The gene for green fluorescent protein (GFP) was inserted into WSMV genome to form bright fluorescent aggregates in infected cells. The availability of GFP-tagged virus has facilitated rapid monitoring of virus presence/spread within a wheat plant during virus infection. GFP-tagged virus can be used as a non-destructive screening tool in the development of new WSMV-resistant wheat varieties. The GFP-tagged virus will also facilitate examining virus-host and virus-vector interactions to better understand the virus life cycle for possible clues to develop new disease management strategies by breaking the disease cycle.
In addition to genetic resistance, plants are known to have innate defenses against invading viruses. In turn, viruses have evolved with proteins to overcome host defense mechanisms. The P1 protein of WSMV was identified as a suppressor of RNA silencing. The coat protein and HC-Pro genes of WSMV were shown to play critical roles in transmission of WSMV by the wheat curl mite.
The outcome of this research provides a new WSMV/TriMV disease management strategy to wheat growers, a new tool for breeders to screen for WSMV resistance, a new diagnostic method for TriMV for extension Plant Pathologists, and advances the understanding of WSMV biology.

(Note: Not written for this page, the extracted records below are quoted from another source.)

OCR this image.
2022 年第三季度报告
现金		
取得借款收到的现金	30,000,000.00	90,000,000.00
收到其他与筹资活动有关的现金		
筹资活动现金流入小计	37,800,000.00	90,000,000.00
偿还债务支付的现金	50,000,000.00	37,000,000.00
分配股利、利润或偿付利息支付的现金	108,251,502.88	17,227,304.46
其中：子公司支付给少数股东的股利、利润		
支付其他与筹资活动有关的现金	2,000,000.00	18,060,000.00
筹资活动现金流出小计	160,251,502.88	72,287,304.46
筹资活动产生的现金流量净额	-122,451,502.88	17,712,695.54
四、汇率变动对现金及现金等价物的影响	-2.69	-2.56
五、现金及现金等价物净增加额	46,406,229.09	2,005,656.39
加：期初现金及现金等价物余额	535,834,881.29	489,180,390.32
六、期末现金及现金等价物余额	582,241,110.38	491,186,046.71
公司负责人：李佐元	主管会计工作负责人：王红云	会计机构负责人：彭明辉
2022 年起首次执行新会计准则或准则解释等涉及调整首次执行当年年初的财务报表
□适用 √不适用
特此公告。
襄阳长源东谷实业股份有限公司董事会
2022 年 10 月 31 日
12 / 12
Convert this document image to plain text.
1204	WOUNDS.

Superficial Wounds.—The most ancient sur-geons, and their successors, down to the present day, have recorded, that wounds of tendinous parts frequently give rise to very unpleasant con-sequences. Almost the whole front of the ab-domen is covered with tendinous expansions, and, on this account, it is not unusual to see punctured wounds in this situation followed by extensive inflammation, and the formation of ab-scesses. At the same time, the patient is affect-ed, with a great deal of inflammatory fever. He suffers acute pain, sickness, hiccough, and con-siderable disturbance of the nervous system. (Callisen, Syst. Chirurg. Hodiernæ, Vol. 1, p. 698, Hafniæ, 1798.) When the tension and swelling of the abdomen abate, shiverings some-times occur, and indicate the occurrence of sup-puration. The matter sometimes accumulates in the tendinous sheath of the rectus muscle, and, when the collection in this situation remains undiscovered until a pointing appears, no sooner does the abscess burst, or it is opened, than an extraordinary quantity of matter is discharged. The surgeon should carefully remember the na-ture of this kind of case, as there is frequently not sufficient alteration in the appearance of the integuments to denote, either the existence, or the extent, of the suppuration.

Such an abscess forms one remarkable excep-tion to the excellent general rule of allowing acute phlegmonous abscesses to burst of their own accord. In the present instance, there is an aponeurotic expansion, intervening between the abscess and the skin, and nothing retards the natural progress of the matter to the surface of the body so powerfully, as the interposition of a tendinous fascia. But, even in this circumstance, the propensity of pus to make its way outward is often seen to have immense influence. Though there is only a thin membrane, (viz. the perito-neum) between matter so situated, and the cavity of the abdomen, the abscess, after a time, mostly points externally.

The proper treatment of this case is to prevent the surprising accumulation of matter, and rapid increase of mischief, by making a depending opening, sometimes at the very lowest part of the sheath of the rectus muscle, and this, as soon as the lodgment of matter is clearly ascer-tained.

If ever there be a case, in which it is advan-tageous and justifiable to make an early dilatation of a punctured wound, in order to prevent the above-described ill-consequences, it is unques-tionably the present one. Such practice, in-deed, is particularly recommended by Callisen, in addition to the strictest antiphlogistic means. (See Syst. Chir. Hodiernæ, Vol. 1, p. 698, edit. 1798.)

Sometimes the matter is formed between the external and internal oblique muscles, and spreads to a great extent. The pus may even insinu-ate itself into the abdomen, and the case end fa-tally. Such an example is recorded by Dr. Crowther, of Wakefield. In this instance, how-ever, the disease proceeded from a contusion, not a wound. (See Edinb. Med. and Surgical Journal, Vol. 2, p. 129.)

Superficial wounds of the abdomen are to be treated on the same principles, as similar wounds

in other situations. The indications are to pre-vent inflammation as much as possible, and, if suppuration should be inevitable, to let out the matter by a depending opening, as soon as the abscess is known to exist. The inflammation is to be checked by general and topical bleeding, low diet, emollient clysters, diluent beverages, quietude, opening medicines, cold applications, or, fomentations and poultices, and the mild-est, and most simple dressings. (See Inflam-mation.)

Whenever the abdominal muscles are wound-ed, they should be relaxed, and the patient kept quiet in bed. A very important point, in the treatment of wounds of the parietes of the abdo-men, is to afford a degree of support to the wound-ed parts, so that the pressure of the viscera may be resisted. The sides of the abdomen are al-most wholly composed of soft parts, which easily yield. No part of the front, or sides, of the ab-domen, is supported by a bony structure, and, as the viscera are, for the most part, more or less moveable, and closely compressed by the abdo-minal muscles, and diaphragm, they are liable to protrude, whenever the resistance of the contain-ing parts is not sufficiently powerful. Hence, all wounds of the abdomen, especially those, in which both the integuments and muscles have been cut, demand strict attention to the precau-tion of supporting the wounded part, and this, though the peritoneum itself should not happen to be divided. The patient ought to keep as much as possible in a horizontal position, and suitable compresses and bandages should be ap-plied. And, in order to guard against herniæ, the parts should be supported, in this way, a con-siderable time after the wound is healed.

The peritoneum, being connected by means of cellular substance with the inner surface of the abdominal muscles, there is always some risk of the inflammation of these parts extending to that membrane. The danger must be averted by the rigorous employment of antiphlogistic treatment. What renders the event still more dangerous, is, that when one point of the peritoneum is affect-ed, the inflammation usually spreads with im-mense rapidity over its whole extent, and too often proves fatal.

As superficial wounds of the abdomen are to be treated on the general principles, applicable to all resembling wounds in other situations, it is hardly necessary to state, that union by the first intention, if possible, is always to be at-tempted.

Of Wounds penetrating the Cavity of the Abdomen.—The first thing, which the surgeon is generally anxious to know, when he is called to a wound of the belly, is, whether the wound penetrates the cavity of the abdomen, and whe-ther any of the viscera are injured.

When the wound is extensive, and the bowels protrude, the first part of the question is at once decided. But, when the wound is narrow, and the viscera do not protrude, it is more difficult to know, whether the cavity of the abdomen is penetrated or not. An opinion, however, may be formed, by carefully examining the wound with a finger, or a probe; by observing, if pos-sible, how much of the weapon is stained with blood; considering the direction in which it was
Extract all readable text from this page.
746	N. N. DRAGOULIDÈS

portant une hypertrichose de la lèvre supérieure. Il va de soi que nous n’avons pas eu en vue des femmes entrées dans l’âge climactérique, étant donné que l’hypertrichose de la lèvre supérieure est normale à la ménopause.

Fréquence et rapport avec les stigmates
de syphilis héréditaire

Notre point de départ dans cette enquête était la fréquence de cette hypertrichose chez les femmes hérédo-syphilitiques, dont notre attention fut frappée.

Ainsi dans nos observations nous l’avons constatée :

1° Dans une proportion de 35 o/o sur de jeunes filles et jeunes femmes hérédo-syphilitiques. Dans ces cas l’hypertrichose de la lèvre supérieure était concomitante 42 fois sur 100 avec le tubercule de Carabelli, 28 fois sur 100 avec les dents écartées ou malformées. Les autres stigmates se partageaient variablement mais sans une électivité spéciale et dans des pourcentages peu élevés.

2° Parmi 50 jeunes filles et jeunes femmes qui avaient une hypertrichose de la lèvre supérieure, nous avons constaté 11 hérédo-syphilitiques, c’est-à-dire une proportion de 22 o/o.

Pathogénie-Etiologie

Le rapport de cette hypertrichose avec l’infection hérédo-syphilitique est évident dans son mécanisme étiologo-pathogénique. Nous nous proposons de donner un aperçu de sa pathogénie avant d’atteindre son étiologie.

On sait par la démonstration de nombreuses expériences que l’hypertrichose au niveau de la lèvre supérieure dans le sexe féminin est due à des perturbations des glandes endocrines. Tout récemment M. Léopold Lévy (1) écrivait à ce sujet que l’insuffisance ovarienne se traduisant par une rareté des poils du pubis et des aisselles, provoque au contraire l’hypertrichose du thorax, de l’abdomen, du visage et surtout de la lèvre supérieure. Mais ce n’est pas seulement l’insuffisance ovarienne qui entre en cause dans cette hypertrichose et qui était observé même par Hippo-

Tatineni, S., Robertson, C.J., Garnsey, S.M., Dawson, W.O. 2011. A plant virus evolved by acquiring multiple non-conserved genes to extend its host range. Proceedings of the National Academy of Sciences. 108:42:17366-17371.
Young, B.A., Stenger, D.C., Ou, F., Morris, T., Tatineni, S., French, R.C. 2012. Tritimovirus P1 functions as a suppressor of RNA silencing and an enhancer of disease symptoms. Virus Research. 163: 672-677.